Eu sei porque causa tanto incômodo a afirmativa de que nada mudará no curso catastrófico deste nosso modelo de civilização, enquanto a espécie humana não compreender, aceitar, praticar sua condição de pertencer à Terra e igualmente integrar o Cosmos.
As imposições do cotidiano, as necessidades inadiáveis da nossa sobrevivência e daqueles que nos são próximos, o enfrentamento das dores físicas e do espírito, a busca por riqueza, reconhecimento, aplauso, fama, sucesso são fatores que, somados e misturados, nos impedem de enxergar além do primeiro plano do grande cenário da existência.
Vivemos desde sempre essa contradição existencial. Ela nos enreda, sequestra nossa atenção, corrói nossa vontade, nos impede de ir além do nosso próprio umbigo, ou do umbigo da sociedade em que estamos inseridos.
Três mecanismos, digamos assim, têm sido mobilizados ao longo dos milhões de anos em que estamos aqui, com o fim de desviar o nosso foco da questão central da espécie humana — repito: nosso pertencimento à Terra e nossa presença no Cosmos. Esses mecanismos são a religião (reverência ao sagrado), a estética (dedicação ao belo e ao sentimento que ele desperta) e a ciência (aquisição de saberes).
Não se trata — digo logo — de fazer juízo de valor sobre esses elementos construtores do nosso modelo de civilização. Eles se estabeleceram ao longo de milênios, e sem eles é quase certo que não teríamos chegado até este ponto da História humana. Não desta História.
Foi a partir da religião que se estabeleceram os códigos de convivência entre os primeiros humanos, de onde se originou a ideia da obediência a um poder, a qual promoveu a prática da submissão aos mais fortes de físico e/ou de espírito, e que foram lançadas as bases dos Estados e diferentes formas de governo, com suas leis destinadas à sustentação de uma superestrutura crescentemente ampliada e complexa.

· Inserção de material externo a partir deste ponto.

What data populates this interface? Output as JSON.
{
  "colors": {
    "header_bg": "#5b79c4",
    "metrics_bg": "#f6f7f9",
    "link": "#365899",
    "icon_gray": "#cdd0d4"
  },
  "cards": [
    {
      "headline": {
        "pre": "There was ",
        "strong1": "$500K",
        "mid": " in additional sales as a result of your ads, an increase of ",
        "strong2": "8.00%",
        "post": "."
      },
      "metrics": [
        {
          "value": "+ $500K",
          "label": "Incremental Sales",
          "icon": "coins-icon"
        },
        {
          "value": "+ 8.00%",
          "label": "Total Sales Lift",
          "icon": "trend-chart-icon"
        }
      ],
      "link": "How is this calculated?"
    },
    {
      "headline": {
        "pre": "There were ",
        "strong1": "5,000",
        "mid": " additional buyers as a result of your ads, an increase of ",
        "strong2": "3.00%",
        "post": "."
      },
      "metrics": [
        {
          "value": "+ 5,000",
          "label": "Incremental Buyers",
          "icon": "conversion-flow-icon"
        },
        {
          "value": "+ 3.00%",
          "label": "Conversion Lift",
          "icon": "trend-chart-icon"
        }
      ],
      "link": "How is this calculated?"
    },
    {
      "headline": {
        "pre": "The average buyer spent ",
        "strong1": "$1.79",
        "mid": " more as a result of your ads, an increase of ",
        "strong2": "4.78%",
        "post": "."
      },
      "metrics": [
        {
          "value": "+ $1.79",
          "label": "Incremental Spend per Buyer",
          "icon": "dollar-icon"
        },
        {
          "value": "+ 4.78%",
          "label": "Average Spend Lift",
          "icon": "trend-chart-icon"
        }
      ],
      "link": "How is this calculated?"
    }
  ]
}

Não são as relações econômicas que estão na origem das iniquidades que presenciamos e praticamos hoje — é a religião; são as religiões.
O papel da estética é o de uma válvula de escape ao constrangimento construído a partir da religião. A estética não é uma criação submissa; ela se impôs a partir da espontânea expressão daqueles que ousaram desafiar o sagrado. É, assim, uma manifestação essencialmente humana, carregada de sentimentos, hospedada nos cinco sentidos, na intuição e na razão. Nem por isso a estética foi e tem sido capaz de cumprir aquela tarefa emancipadora, que seria o esclarecimento da espécie quanto à sua essencialidade: isto é, o pertencimento terreno e a presença cósmica.
A ciência, o terceiro dos tais mecanismos que nos têm impedido de trilhar o melhor caminho civilizatório, atua no processo de expansão de nossas capacidades cognitivas. Como seu impulso e dinâmica visam primordialmente facilitar o modelo de vida que temos adotado, para isso lançando mão da tecnologia, não há como a ciência atuar no sentido daquele necessário esclarecimento. A não ser através das contradições que ela carrega. Ou seja, à medida que nossa capacidade cognitiva se expande, mais incertezas se abrem à nossa frente, e com elas infinitas possibilidades de transgressões.
Observe, caro leitor (se é que ele existe), que a religião, a arte, a ciência não são males em si. O mal foi exatamente a instrumentalização mundana (não deliberada, mas real) de suas potencialidades emancipadoras. A percepção do sagrado remonta ao tempo em que os primeiros humanos puseram seus olhos no céu; a elaboração e fruição do belo responde à busca por excelência em nossas interações sociais; a produção de ciência atende ao prosseguimento de espécie.
E, no entanto, incomoda tanto cobrar das pessoas, de todas as pessoas que integram a casca deste insignificante e magnífico planeta que parem de olhar apenas para seus próprios umbigos pessoais e sociais. Até porque, no dia em que enxergarmos o grande cenário da existência teremos mais chance de enfrentar e superar as vicissitudes e iniquidades que nos cercam.
Mas essas são apenas as minhas ideias. Quem as tiver que conte outras.